Konferencja uzgodnieniowa w MSWiA w sprawie ponownego wykorzystania danych sektora publicznego (live blogging)

Spróbuję na żywo notować. Jestem w MSWiA i uczestniczę w konferencji uzgodnieniowej w sprawie dyrektywy UE z 2003 o ponownym wykorzystaniu danych sektora publicznego. Zostańcie na linii.

Konferencja rozpoczęła się z 22-minutowym opóźnieniem. Prowadzi ją przedstawiciel MSWiA, obok niego dwóch ekspertów: mec. Ksawery Konarski i dr Grzegorz Sibiga. Z Piotrem „VaGla” Waglowskim jesteśmy jedynymi przedstawicielami „strony społecznej”. Reszta ludzi to urzędnicy państwowi. Na sali 23 osoby, a przed nami 31 stron uwag, do których trzeba się ustosunkować w ciągu założonych 2,5 godziny.
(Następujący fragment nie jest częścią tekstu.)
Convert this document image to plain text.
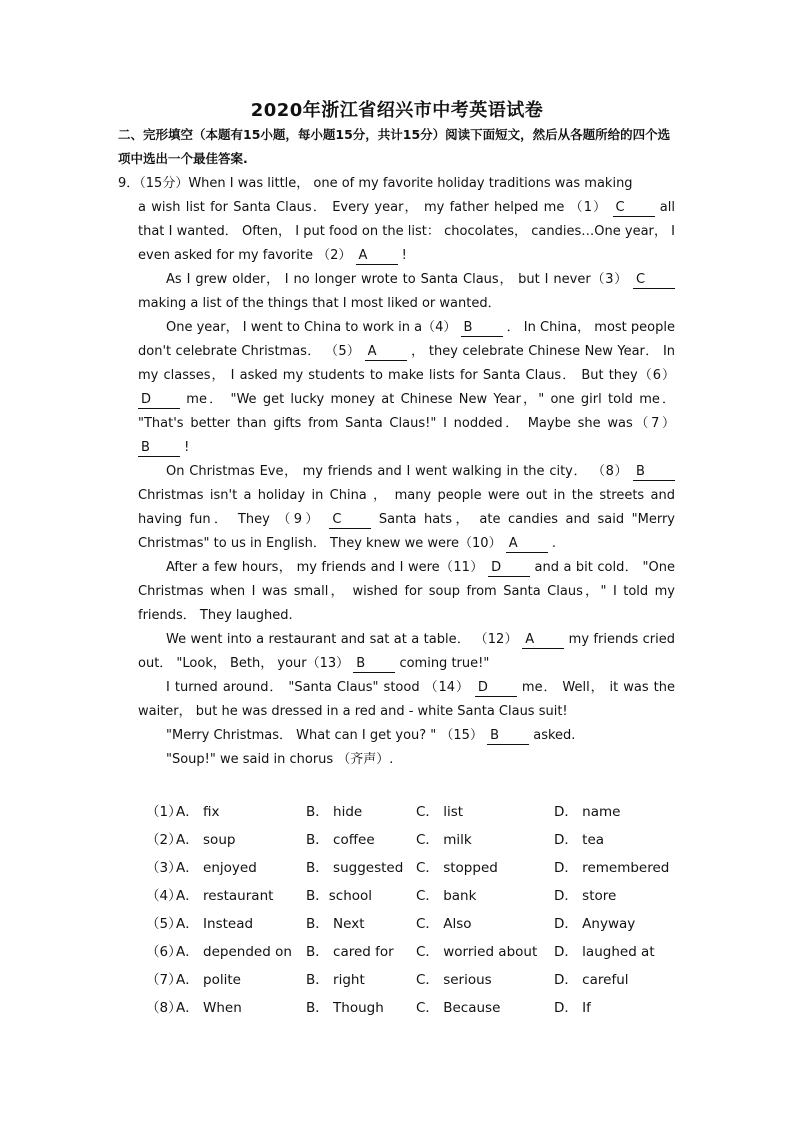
2020年浙江省绍兴市中考英语试卷
二、完形填空（本题有15小题，每小题15分，共计15分）阅读下面短文，然后从各题所给的四个选项中选出一个最佳答案.
9．（15分）When I was little， one of my favorite holiday traditions was making

a wish list for Santa Claus． Every year， my father helped me （1） C	all that I wanted． Often， I put food on the list： chocolates， candies…One year， I even asked for my favorite （2） A	!

As I grew older， I no longer wrote to Santa Claus， but I never（3） C making a list of the things that I most liked or wanted．

One year， I went to China to work in a（4） B	． In China， most people don't celebrate Christmas． （5） A	， they celebrate Chinese New Year． In my classes， I asked my students to make lists for Santa Claus． But they（6） D	me． "We get lucky money at Chinese New Year，" one girl told me． "That's better than gifts from Santa Claus!" I nodded． Maybe she was（7） B	!

On Christmas Eve， my friends and I went walking in the city． （8） B Christmas isn't a holiday in China ， many people were out in the streets and having fun． They （9） C	Santa hats， ate candies and said "Merry Christmas" to us in English． They knew we were（10） A	.

After a few hours， my friends and I were（11） D	and a bit cold． "One Christmas when I was small， wished for soup from Santa Claus，" I told my friends． They laughed.

We went into a restaurant and sat at a table． （12） A	my friends cried out． "Look， Beth， your（13） B	coming true!"

I turned around． "Santa Claus" stood （14） D	me． Well， it was the waiter， but he was dressed in a red and - white Santa Claus suit!

"Merry Christmas． What can I get you? " （15） B	asked.

"Soup!" we said in chorus （齐声）.

（1）
A． fix	B． hide	C． list	D． name
（2）
A． soup	B． coffee	C． milk	D． tea
（3）
A． enjoyed	B． suggested C． stopped	D． remembered
（4）
A． restaurant B．school	C． bank	D． store
（5）
A． Instead	B． Next	C． Also	D． Anyway
（6）
A． depended on B． cared for C． worried about D． laughed at
（7）
A． polite	B． right	C． serious	D． careful
（8）
A． When	B． Though C． Because	D． If
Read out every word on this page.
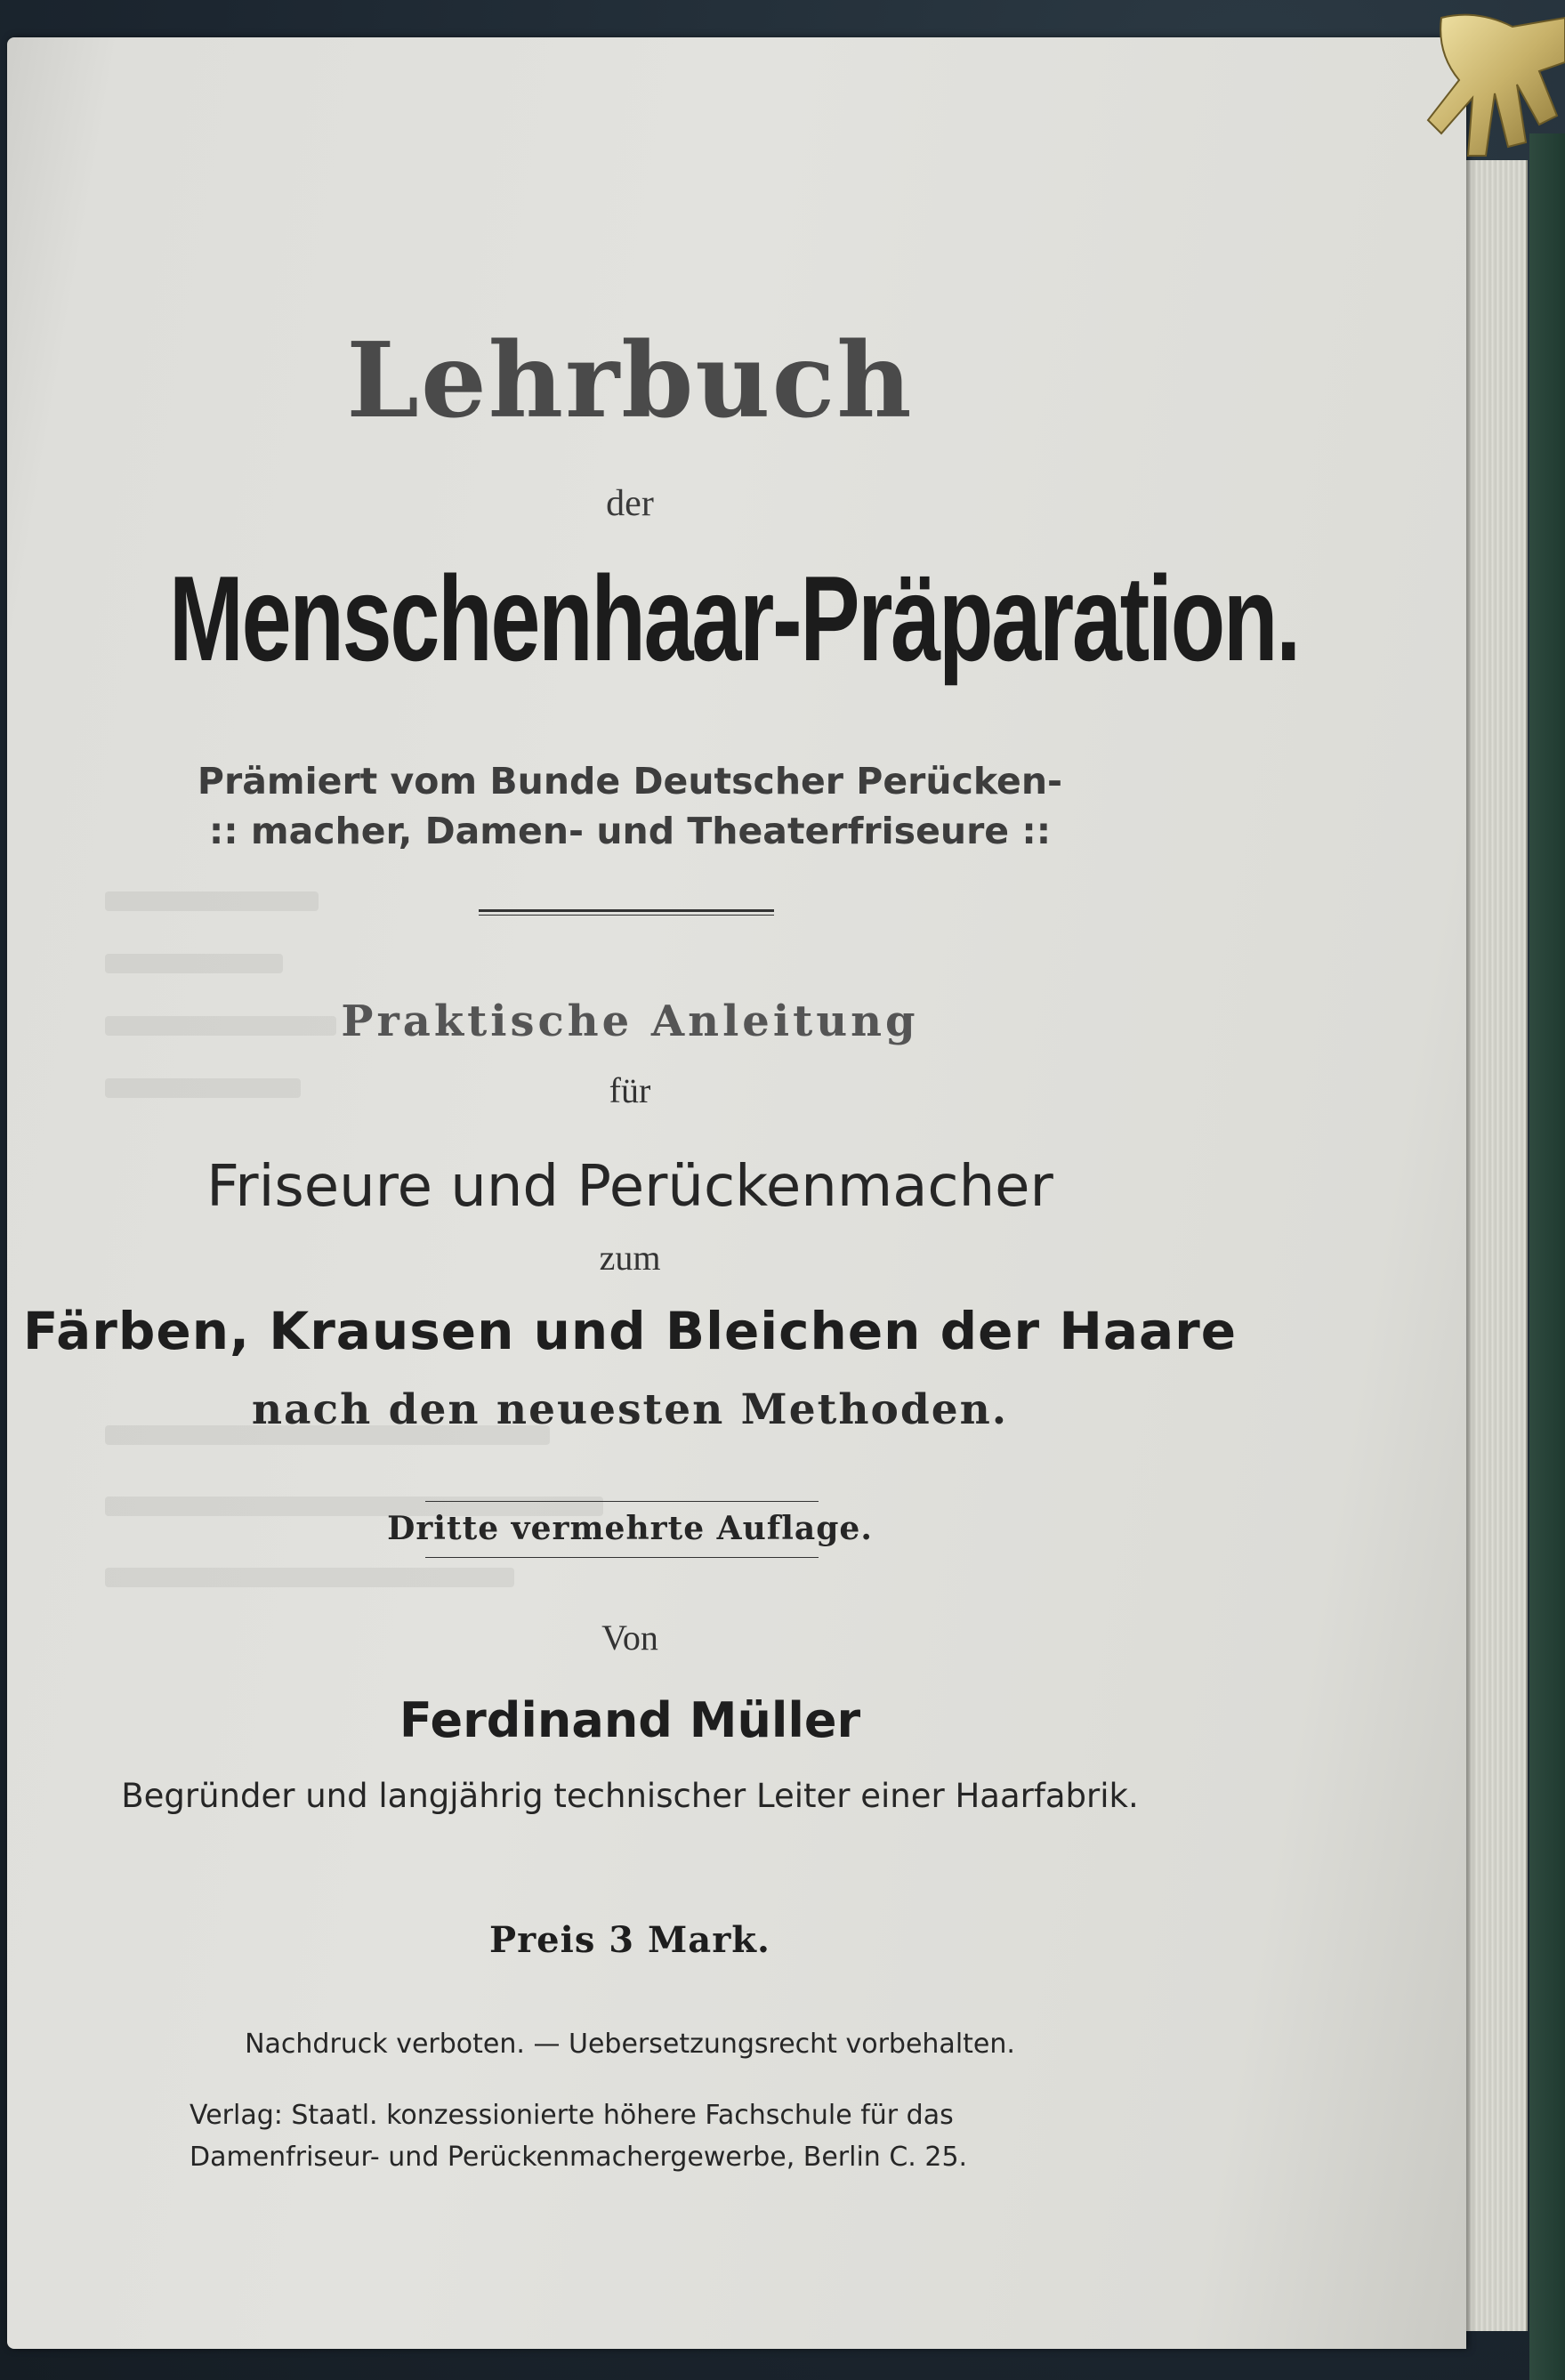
Lehrbuch
der
Menschenhaar-Präparation.
Prämiert vom Bunde Deutscher Perücken-
:: macher, Damen- und Theaterfriseure ::
Praktische Anleitung
für
Friseure und Perückenmacher
zum
Färben, Krausen und Bleichen der Haare
nach den neuesten Methoden.
Dritte vermehrte Auflage.
Von
Ferdinand Müller
Begründer und langjährig technischer Leiter einer Haarfabrik.
Preis 3 Mark.
Nachdruck verboten. — Uebersetzungsrecht vorbehalten.
Verlag: Staatl. konzessionierte höhere Fachschule für das
Damenfriseur- und Perückenmachergewerbe, Berlin C. 25.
Na początek uwaga generalna: w informacji publicznej będą także informacje nie mające statusu dokumentów (zmiana w stosunku do założeń).

Teraz przechodzimy przez następne punkty zgłoszonych uwag.

9:37

Na sali nastrój taki, że nie wiadomo czy zdążymy dzisiaj… Wiemy już, że przed nami duża dyskusja o definicji „informacji publicznej”.

9:42

Dyskusja na temat użycia terminów tajemnica przedsiębiorcy i tajemnica przedsiębiorstwa. Pamiętajmy, że mówimy o udostępnianiu danych.

9:44

Przyjęta została zasada odformalizowania dostępu, więc wniosek Ministerstwa Zdrowia o to, by wzór wniosku o udostępnienie informacji był określony rozporządzeniem ministra została odrzucona. Hurra!

9:47

Kwestia publ. dostępu do materiałów unijnych. Propozycja, żeby odłożyć to na następną nowelizację. Sprawa śliska, bo coraz więcej polskich dokumentów wchodzi w zakres zainteresowania Unii i polskie prawo o udostępnianiu danych może być w dużej części martwe.

9:51

Jesteśmy na punkcie 13 z 83 (strona 4 z 31).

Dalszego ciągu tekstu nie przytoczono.